Tuca

Erst Ende Juni 2014 haben wir es geschafft, für Dich endlich einen liebevollen Platz zu finden und Du durftest kommen. Ich weiß noch, Du warst so aufgeregt und dabei so freundlich und fröhlich und konntest gar nicht glauben, was da nun passiert. Begeistert hast Du alles aufgenommen, was um Dich herum passiert ist. Meine Leckerchen gefressen, obwohl Du kaum beißen konntest mangels Zähnen.

Und egal, wer mit Dir zu tun hatte, jeder liebte Dich von der ersten Sekunde an. Alleine von der Abholung nach München, bis zu Deiner Dauerpflegestelle hätten wir Dich schon zweimal vermitteln können.

So lange ungesehen, so lange ungeliebt und kaum in Deutschland wollte Dich jeder.
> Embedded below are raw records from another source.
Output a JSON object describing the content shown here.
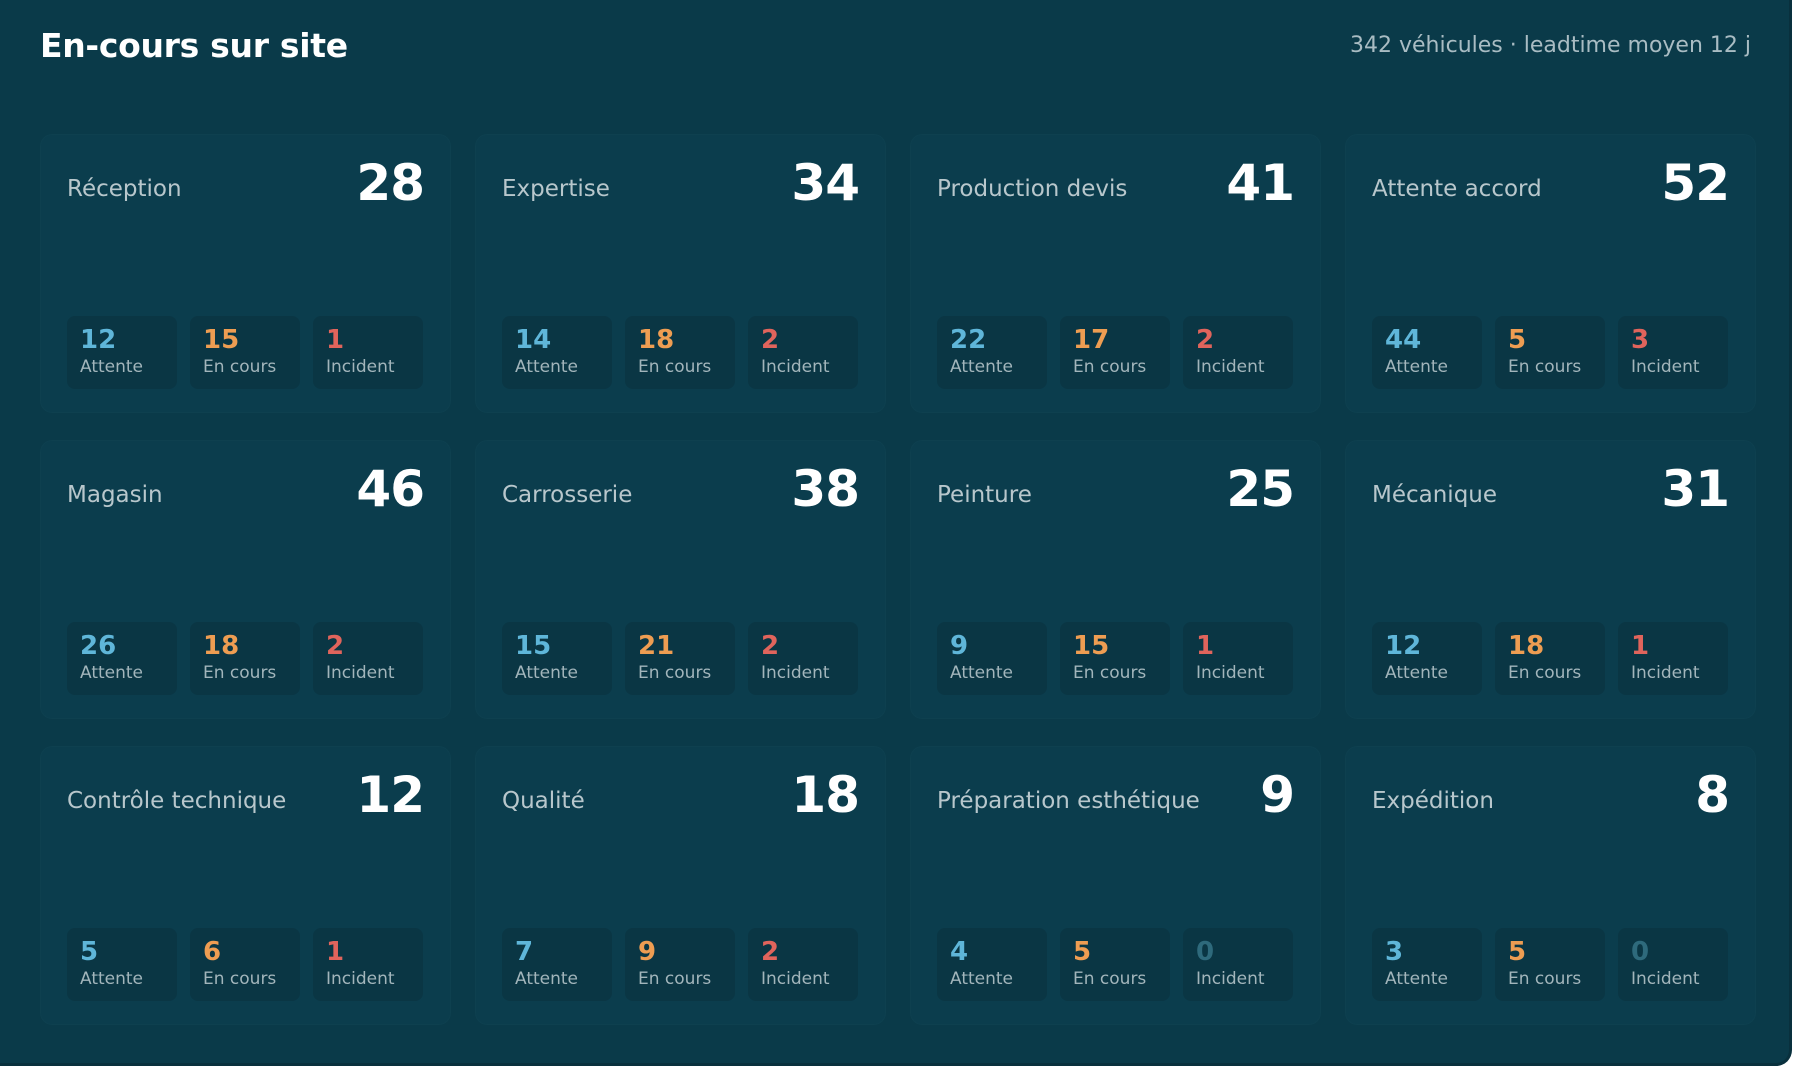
{
  "header": {
    "title": "En-cours sur site",
    "summary": "342 véhicules · leadtime moyen 12 j"
  },
  "labels": {
    "wait": "Attente",
    "progress": "En cours",
    "incident": "Incident"
  },
  "colors": {
    "wait": "#5fb6d9",
    "progress": "#ee9d52",
    "incident": "#e0645c",
    "zero": "#2e6a7c",
    "background": "#0a3a49"
  },
  "cards": [
    {
      "name": "Réception",
      "total": "28",
      "wait": "12",
      "progress": "15",
      "incident": "1"
    },
    {
      "name": "Expertise",
      "total": "34",
      "wait": "14",
      "progress": "18",
      "incident": "2"
    },
    {
      "name": "Production devis",
      "total": "41",
      "wait": "22",
      "progress": "17",
      "incident": "2"
    },
    {
      "name": "Attente accord",
      "total": "52",
      "wait": "44",
      "progress": "5",
      "incident": "3"
    },
    {
      "name": "Magasin",
      "total": "46",
      "wait": "26",
      "progress": "18",
      "incident": "2"
    },
    {
      "name": "Carrosserie",
      "total": "38",
      "wait": "15",
      "progress": "21",
      "incident": "2"
    },
    {
      "name": "Peinture",
      "total": "25",
      "wait": "9",
      "progress": "15",
      "incident": "1"
    },
    {
      "name": "Mécanique",
      "total": "31",
      "wait": "12",
      "progress": "18",
      "incident": "1"
    },
    {
      "name": "Contrôle technique",
      "total": "12",
      "wait": "5",
      "progress": "6",
      "incident": "1"
    },
    {
      "name": "Qualité",
      "total": "18",
      "wait": "7",
      "progress": "9",
      "incident": "2"
    },
    {
      "name": "Préparation esthétique",
      "total": "9",
      "wait": "4",
      "progress": "5",
      "incident": "0"
    },
    {
      "name": "Expédition",
      "total": "8",
      "wait": "3",
      "progress": "5",
      "incident": "0"
    }
  ]
}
Nein, manchmal kann man es nicht verstehen. Miriam und ich haben Dich nach Nürnberg gefahren, Tanja zu Frau L. und alle waren berührt von Deiner Sanftheit und der Liebe, mit der Du alle sofort in Dein großes Hundeherz geschlossen hast. Alle Menschen, alle Tiere.

Klapperdürr warst Du, aber das Röntgen und die Untersuchungen ergaben keinen Befund, der darauf schließen ließ, dass Du schon so bald gehen würdest.

Essen war immer ganz schwierig und man musste sich daran gewöhnen, dass Du zwei Tage oft gar nichts gefressen hast, um dann am dritten Tag voll zuzuschlagen. Laufen ging nur noch kurze Strecken, aber der läufigen Hündin konntest Du dann doch noch hinterher und man musste Dich mit vereinten Kräften wieder einfangen ☺

Dein Hundebett hast Du verschmäht, zu weit weg von Frauchen, der lagst Du immer zu Füßen und warst, egal wie, immer in ihrer Nähe.

Regen war auch nichts für Dich, da wolltest Du lieber nicht raus gehen.
Selbst die scheue Katze hat mit Dir gekuschelt und wenn der Freund der Familie kam, hast Du Freudentänze veranstaltet.

Alles hat sich eingespielt, aber dann bist Du mitten beim Spazierengehen zusammengebrochen, hast Dich nach gutem Zureden noch mal berappelt und konntest aus eigener Kraft nach Hause gehen. Da bist Du dann vollkommen zusammengebrochen und Blut lief Dir aus der Nase.
Wir wissen nicht, war es ein Schlaganfall oder eine Hirnblutung, ausgelöst durch einen alten Schlag auf den Kopf aus Deiner Vergangenheit. Du solltest nicht länger unnötig leiden müssen und so kam der TA am 30.12.2014, um Dich zu erlösen.

Danke, Tuca, für Deine Freundschaft und dafür, dass Du uns Menschen niemals aufgegeben hast. Ich wünsche Dir Frieden und Liebe, wo auch immer Du nun bist. Du bist als geliebter Hund gegangen und durftest wenigstens eine kurze Zeit glücklich sein. Möge sich Dein Leiden in dieser Welt und Deine unerschöpfliche Liebe nun tausendfach auszahlen. Ruhe in Frieden, Tuca, wir werden Dich niemals vergessen, denn in unseren Herzen hast Du sanfte Spuren hinterlassen.

Liebe Frau L., wir trauern mit Ihnen, dass Sie nun nach Cindy (Teresa) nun schon zum zweiten Mal ein altes Hundeseelchen haben verabschieden müssen. Und wir danken Ihnen von ganzem Herzen, dass Sie so selbstverständlich für die Armen der Armen da waren, die, die kein anderer wollte und die, die ohne Sie wohl kaum eine Chance gehabt hätten. Wir danken Ihnen für die Selbstverständlichkeit, mit der Sie die Dinge tun, die Sie tun. Nie kommt ein Klagen über Ihre Lippen, nie ist Ihnen was zu viel, immer sind Sie bereit, zum Wohle Ihrer Tiere alles andere hinten anzustellen und das zu tun, was getan werden muss. Danke, dass es Sie gibt und danke, dass Sie für unsere Hunde da waren und auch weiterhin da sind.